En parallèle de ça, Gerardo qui se définit comme grand intellectuel, est depuis toujours allergique à la télévision se trouve séduit par Amour, Gloire et Beauté, à tel point que cela devient une véritable addiction gentiment caricaturale de l’époque.
Épuisés par l’ile des enfants terribles qui rendent leurs parents fous, les deux amis décident d’aller à Stromboli, l’ile au volcan qui a cette atmosphère pesante de fin du monde, dirigée par un maire mégalomane qui souhaite les entrainer dans d’extravagants et couteux projets. En escaladant le volcan, Gerardo réussi à demander à des touristes américains la suite de son feuilleton, pas encore diffusé en Italie. Gerardo justifie son addiction à la télévision par différents mobiles intellectuels à chaque programme.
Ils décident de se rendre sur l’ile la plus sauvage des iles éoliennes qui est dépourvue d’eau courante et d’électricité. Ici, le calme règne et ils peuvent enfin se mettre à travailler. Mais Gerardo réalisant qu’en étant privé d’électricité, il était également privé de télévision, s’enfuit en courant, désespéré.
De situation burlesque en situation burlesque, il s’avère que finalement, le seul endroit réellement paisible lors de ces voyages est le trajet sur le banc du bateau.
Enfin, le troisième et dernier tableau, I Medicì (Les Médecins), raconte d’un regard comique l’épisode tragique de l’épreuve de sa maladie, sa guérison et son retour à la vie.
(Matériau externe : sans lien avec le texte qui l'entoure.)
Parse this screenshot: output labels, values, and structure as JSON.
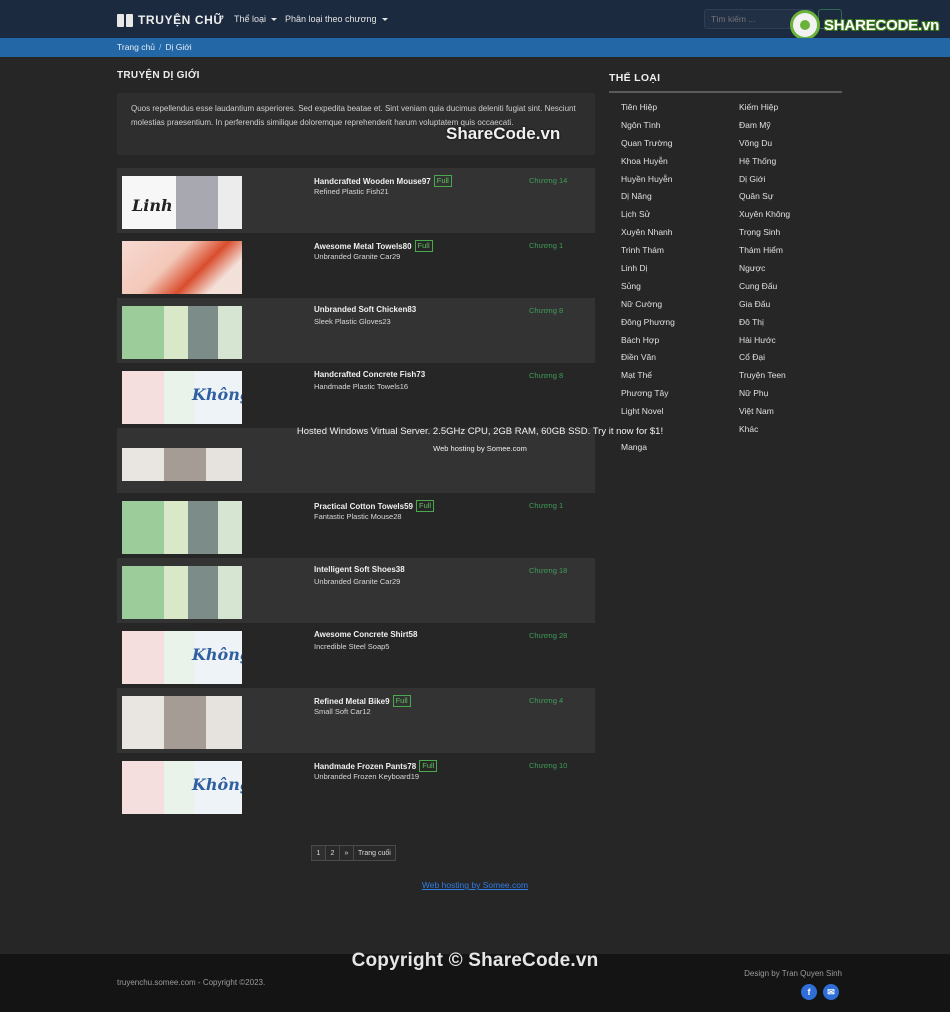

Dans ce chapitre, contrairement aux deux précédents, aucun voyage n’est évoqué et peut sembler un peu plus détaché des deux précédents malgré le ton satirique qui persiste.
Ici, Nanni a un prurit qui le démange atrocement jour et nuit, au point de perturber son sommeil, il transpire et s’amaigrit à vue d’œil. Il rencontre donc les « meilleurs » dermatologues possible qui lui font des ordonnances longues comme le bras qu’il respecte sans broncher que ça soit des pilules, des crèmes ou des shampoings. Il essaie également les médecines alternatives comme l’acupuncture par exemple, sans succès. Se décidant enfin à faire un scanner sur les conseils de l’acupuncteur, une tumeur est révélée au poumon. Dans son encyclopédie médicale il se trouve que les symptômes dont ils souffrent sont bien ceux de cette maladie, et sur un ton de règlement de compte, il déclarera que « Les médecins savent parler mais pas écouter ».
Un chapitre à la fois drôle et amer qui se clôt sur une saine ordonnance : boire un grand verre d’eau et regarder la vie dans les yeux.
Dans ce film, Nanni Moretti traduit cinématographiquement l’exercice littéraire qu’est celui du journal intime. Ici, la voix off est le moteur de la mise en scène et la caméra remplace le stylo. C’est ce qui relie chacune des parties de ce films qui apparaissent comme autonomes. Le dernier regard-caméra, intense, presque intime, est l’aboutissement pour ne pas dire le paroxysme d’un film tendre, libre, qui mêle la parole en un acte aussi intime que politique.